O isolamento é o doce paraíso dos introspectivos

e de todos os que foram tocados pela luz espiritual.

A sociedade perde a graça com a sua energia mundana

a partir do momento que você conhece a beleza do Nirvana.


Meu espírito está mergulhado

no fogo da ascese e da bonança.

Nunca mais serei a mesma mulher,

porque manifestarei uma nova dança. 


Eu quero dançar a mesma dança de Sadhguru,

ouvindo as mesmas músicas do êxtase espiritual.

Eu quero dançar a mesma dança de Yeshe Tsogyal

antes de mergulhar no oceano da sabedoria ancestral. 


Poesia escrita por Tatyana Casarino. 



Yeshe Tsogyal


Sadhguru

Site oficial dele:





*Referências da poesia:



*Dharma é uma palavra em sânscrito que significa a missão espiritual de uma pessoa e a sua realização interior através de uma vida alinhada com o seu verdadeiro eu.

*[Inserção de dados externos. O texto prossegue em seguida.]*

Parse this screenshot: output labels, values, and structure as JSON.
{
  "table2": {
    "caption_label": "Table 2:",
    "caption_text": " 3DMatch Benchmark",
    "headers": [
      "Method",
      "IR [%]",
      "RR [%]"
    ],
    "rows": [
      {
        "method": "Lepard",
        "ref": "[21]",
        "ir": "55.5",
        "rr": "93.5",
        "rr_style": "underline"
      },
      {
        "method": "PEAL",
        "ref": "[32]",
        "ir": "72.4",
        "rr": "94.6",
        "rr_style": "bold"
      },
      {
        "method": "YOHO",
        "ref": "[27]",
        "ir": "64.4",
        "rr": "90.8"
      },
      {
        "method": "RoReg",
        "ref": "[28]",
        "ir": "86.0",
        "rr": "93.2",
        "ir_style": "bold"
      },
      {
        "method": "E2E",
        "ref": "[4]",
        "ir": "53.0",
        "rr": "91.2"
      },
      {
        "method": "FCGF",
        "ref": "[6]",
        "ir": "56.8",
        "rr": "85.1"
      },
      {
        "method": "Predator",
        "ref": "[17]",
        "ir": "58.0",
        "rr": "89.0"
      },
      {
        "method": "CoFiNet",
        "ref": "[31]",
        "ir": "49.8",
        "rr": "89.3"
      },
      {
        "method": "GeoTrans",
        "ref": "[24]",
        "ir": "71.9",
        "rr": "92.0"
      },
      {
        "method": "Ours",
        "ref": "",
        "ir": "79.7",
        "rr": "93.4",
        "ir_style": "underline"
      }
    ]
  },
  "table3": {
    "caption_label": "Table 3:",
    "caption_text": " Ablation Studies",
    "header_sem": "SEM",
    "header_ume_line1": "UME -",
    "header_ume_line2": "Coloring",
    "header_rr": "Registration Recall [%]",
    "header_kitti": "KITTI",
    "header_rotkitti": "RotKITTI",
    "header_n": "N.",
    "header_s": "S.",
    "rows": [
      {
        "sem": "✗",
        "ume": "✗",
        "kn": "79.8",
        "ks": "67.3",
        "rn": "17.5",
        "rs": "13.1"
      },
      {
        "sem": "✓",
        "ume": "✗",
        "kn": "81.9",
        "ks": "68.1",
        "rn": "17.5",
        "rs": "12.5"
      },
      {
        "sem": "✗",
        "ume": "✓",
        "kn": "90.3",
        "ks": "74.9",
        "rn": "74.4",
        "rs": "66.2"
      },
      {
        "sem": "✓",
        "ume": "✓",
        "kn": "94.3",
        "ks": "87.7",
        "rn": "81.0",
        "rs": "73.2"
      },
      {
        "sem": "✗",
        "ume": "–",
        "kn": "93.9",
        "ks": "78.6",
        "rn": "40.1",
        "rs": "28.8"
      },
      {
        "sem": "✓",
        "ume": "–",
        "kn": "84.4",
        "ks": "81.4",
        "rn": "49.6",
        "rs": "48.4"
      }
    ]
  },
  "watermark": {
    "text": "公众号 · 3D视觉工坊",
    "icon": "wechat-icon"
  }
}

*Nirvana é uma expressão budista que significa a libertação do sofrimento interior obtida num estado de plenitude espiritual. 

*Sadhguru é um yogi, visionário e místico indiano que ficou famoso nos tempos atuais por causa da sua sabedoria espiritual e por ser um mestre espiritual que atingiu a iluminação no nosso tempo. Sua sabedoria é universal mesmo com os pilares do hinduísmo presentes nela. 

 Sua missão é propagar a "engenharia interior" do Yoga para fornecer ferramentas para a iluminação de outras pessoas no caminho do despertar espiritual. A sua Fundação Isha não tem fins lucrativos e oferece programas de Yoga ao redor do mundo. 


 Recentemente, um vídeo de Sadhguru dançando em êxtase espiritual diante do som de uma flauta ficou famoso:


"E aqueles que foram vistos dançando foram julgados insanos por aqueles que não podiam escutar a música". Friedrich Nietzsche. 







https://www.youtube.com/watch?v=niKA-ORBV9k



*Yeshe Tsogyal é uma santa tibetana que alcançou a iluminação no corpo de uma mulher. Ela nasceu como uma princesa, mas preferiu os estudos espirituais em vez da vida convencional e do casamento. 

*Clarice Lispector foi uma escritora e jornalista brasileira nascida na Ucrânia. Dentro de uma entrevista, ela falou a célebre frase (a frase da Clarice é interpretada com bom humor e ironia pelos intelectuais e admiradores dela):

  "E só estou triste hoje, porque estou cansada. No geral, sou alegre."